A Community Devoted to the Preservation and Practice of Celestial Navigation and Other Methods of Traditional Wayfinding
From: Antoine Couëtte
Date: 2017 Dec 25, 03:13 -0800
RE : Shrier-dec-2017-g41010 and DavidPike-dec-2017-g41016 ... and also : RE : Couëtte-dec-2017-g40976
On Christmas Day, 2017
Dear Tracy and David,
David, thanks for "publishing" your Acceleration Corrections Table. It is great to "rediscover" it again after having set it aside for so many decades.
As you know, and except when in "heading" mode, Airliners fly alongside Great Circles from coordinates to coordinates and thus automatically correct for any lateral perturbation. Under such conditions there is no "systematic lateral" deviation of the vertical, even when encountering strong jet [clear sky] turbulence. These were most probably your prevailing environmental flight conditions, Tracy. Right ?
Therefore there would be no use in this case for the "lateral" / "constant heading" part of the Correction Table. Agree ?
The only possible systematic deviation to vertical would then have remained the longitudinal one in the case the Aircraft Ground speed were not constant.

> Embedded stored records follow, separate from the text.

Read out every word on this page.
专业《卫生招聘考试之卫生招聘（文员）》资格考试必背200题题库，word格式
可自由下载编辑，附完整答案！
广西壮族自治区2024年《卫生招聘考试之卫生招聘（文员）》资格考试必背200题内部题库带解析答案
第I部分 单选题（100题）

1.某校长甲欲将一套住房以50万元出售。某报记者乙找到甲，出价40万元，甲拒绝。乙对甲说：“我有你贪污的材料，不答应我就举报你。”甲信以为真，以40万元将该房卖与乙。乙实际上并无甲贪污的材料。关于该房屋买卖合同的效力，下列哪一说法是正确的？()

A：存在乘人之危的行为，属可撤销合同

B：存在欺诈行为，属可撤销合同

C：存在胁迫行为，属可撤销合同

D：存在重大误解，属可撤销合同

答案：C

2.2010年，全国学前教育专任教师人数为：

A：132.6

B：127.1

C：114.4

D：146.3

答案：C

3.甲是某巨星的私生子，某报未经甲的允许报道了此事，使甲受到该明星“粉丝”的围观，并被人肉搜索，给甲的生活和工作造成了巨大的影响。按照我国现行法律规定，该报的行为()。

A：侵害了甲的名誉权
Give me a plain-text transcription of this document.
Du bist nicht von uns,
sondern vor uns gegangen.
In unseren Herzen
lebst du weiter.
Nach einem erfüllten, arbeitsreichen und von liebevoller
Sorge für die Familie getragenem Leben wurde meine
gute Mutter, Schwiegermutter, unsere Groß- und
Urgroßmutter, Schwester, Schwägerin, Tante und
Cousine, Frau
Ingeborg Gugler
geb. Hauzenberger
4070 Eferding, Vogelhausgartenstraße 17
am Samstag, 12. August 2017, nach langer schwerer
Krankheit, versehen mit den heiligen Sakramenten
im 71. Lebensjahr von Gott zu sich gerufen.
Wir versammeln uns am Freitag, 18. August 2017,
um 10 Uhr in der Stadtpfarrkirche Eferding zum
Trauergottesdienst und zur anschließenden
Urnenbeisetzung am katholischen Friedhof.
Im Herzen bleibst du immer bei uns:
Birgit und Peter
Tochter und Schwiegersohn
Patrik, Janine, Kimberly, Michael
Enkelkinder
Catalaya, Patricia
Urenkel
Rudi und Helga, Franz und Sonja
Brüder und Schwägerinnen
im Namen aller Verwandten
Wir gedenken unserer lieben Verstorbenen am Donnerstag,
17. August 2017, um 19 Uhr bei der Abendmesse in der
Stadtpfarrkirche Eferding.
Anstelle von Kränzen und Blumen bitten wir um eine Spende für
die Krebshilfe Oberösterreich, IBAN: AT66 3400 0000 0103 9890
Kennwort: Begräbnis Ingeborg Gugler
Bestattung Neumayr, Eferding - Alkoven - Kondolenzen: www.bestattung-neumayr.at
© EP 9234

Aircraft Ground speed is the vector sum of :
- TAS (true airspeed) which is approximately twice the IAS (indicated airspeed) at FL 360, and :
- Wind component along ground track.
Generally at such altitudes Airliners autothrottles maintain a constant Indicated Mach Number (IMN). Most often this yields a constant ground speed (+/- 1 knot over 1 minute of time) over a few elapsed minutes. However at constant IMN appreciable ground speed changes can and will occur - sometimes exceeding 10 kts/minute - mainly as a result of wind shift or static air temperature change.
Assuming that your aircraft was flying Great Circle, and in order to perform adequate longitudinal acceleration error corrections, Tracy you needed to access real time ground speed either from the cockpit - which I strongly suspect since you published both TAS and Wind and if so, hello Dear Colleague ! - or from some gps portable device, from which you had to transform such ground speed changes into the appropriate units (generally knots/minute) in order to derive your own longitudinal acceleration correction e.g. from some Correction Table such as yours, David. Right also ?
Yes ! I would certainly be interested to know, Tracy, which instrument you were using and from which area in your Aircraft.
Meanwhile, - RE : Couëtte-dec-2017-g40976 - Jupiter was still quite close from Zubenel Genubi when flying from Fort de France Martinique French West Indies to Paris Orly 2 nights ago. And as being almost abeam the starboard side of the Aircraft when arising from the horizon, both were immediately visible from both seats in the cockpit. Both subsequently kept showing almost exactly at the same height for one hour or so until they vanished in the dawn light, shortly after flying abeam the Azores Islands for us our starboard side.
I flew A343 "9H-SUN" between FDF and ORY yesterday very early morning, but ... my favorite A340 has remained flying the magnificent A345 "CS-TFX".
Only one week left of Long Haul Flying since after my 15 day vacation, I will have to retire after having reached the age of 65 ... Trying to smile through my tears though, as I will keep on flying as a volunteer no salary Instructor in an Airclub, until I can reach Heaven for ever as keep hoping.
Meanwhile, Merry Christmas to you all.